Он с облегчением выдыхает, потом делает глубокий вдох и, прислушиваясь к шумам, которые печально и глухо пробиваются сквозь дверь, обещает себе, что при первой возможности даст им понять, что обиделся.
— Ну, ты, щенок, чего тебе тут надо! — во все горло орет за дверью Штайнвальд.
Филипп морщится. Потом спускается ступенька за ступенькой, выколачивая из себя пыль, которая, как он и боялся, въелась ему в рубашку и брюки. Он выходит наружу и идет по гравию площадки в сад, на свежий воздух. Бродячая кошка издает при его появлении истошный вопль и опрометью кидается в кусты у стены. Он садится на бывший постамент ангела-хранителя — так, чтобы ему беспрепятственно видеть чердачное окно.

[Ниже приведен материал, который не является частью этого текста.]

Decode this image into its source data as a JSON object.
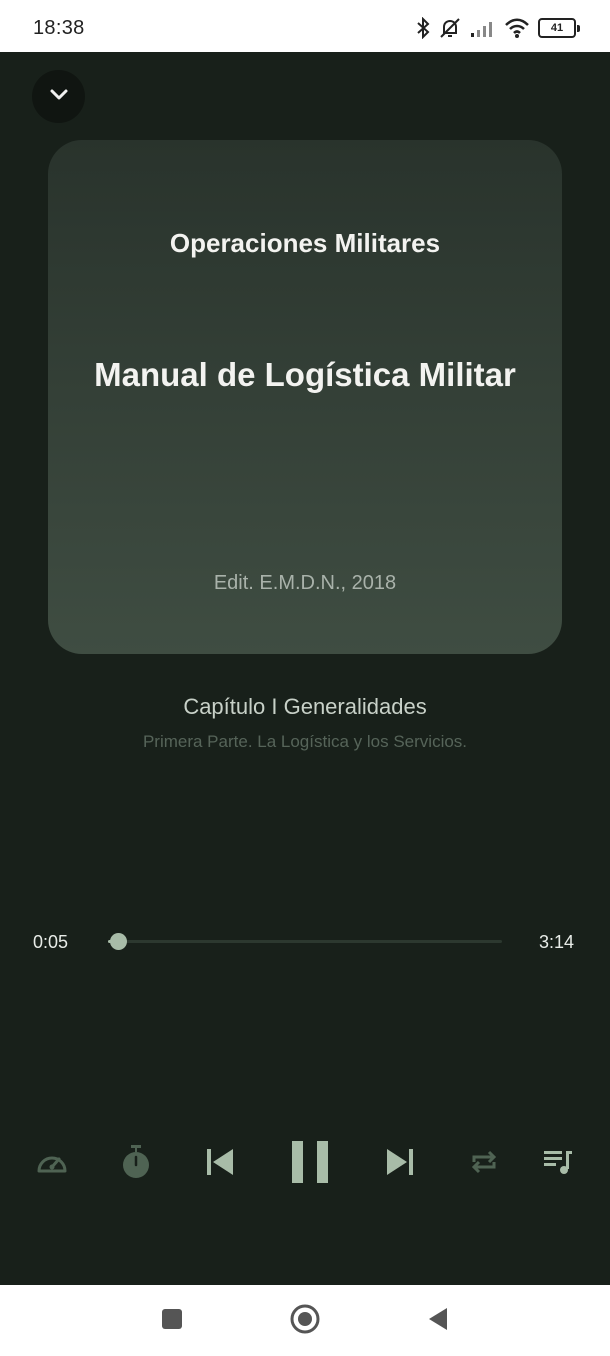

Атаманов тем временем разбивает лопатой стекло и второй оконной створки. Птицы, которым Атаманов указывает лопатой дорогу, беспорядочно вылетают на волю. Тем же методом Атаманов не дает голубям, желающим вернуться назад, сесть на подоконник. Так продолжается добрых полчаса, пока чердак не покидают штук сорок голубей. За ними следуют еще не оперившиеся птенцы. Они падают с лопаты Атаманова замертво и приземляются между притулившейся к стене дома полуистлевшей поленницей дров и проржавевшим ограждением огорода. Dead and gone[42]. Кошка выскакивает из кустов и, схватив зубами растерзанный трупик, опять исчезает. Филипп, встав на точку зрения, что не должен присутствовать при этой части работы, тихо вздыхает и тоже направляется в сад, но в сторону стены.
Ведь может так быть, размышляет он, что когда-нибудь время, проведенное с Йоханной, покажется ему несущественной частью его жизни или что он окончательно примирится с тем, что облака проплывают мимо, ничего не обещая или ничего не удерживая, одна череда за другой, снова и снова оголяя небо, чтобы дать понять, каково оно в действительности и каков всамделишный голос Йоханны, ее движения и что у него нет выбора, когда он внушает себе, что любит Йоханну. Йоханна же, напротив, пользуясь этим, вот уже ровно десять лет попеременно придает ему то больше, то меньше значения, во всяком случае, не столько, чтобы раскрывать все свои карты. Такова погодная сторона их взаимоотношений, драма их отношений, так сказать. И (думает Филипп): у меня есть своя гордость, которая позволяет мне оставаться невиноватым.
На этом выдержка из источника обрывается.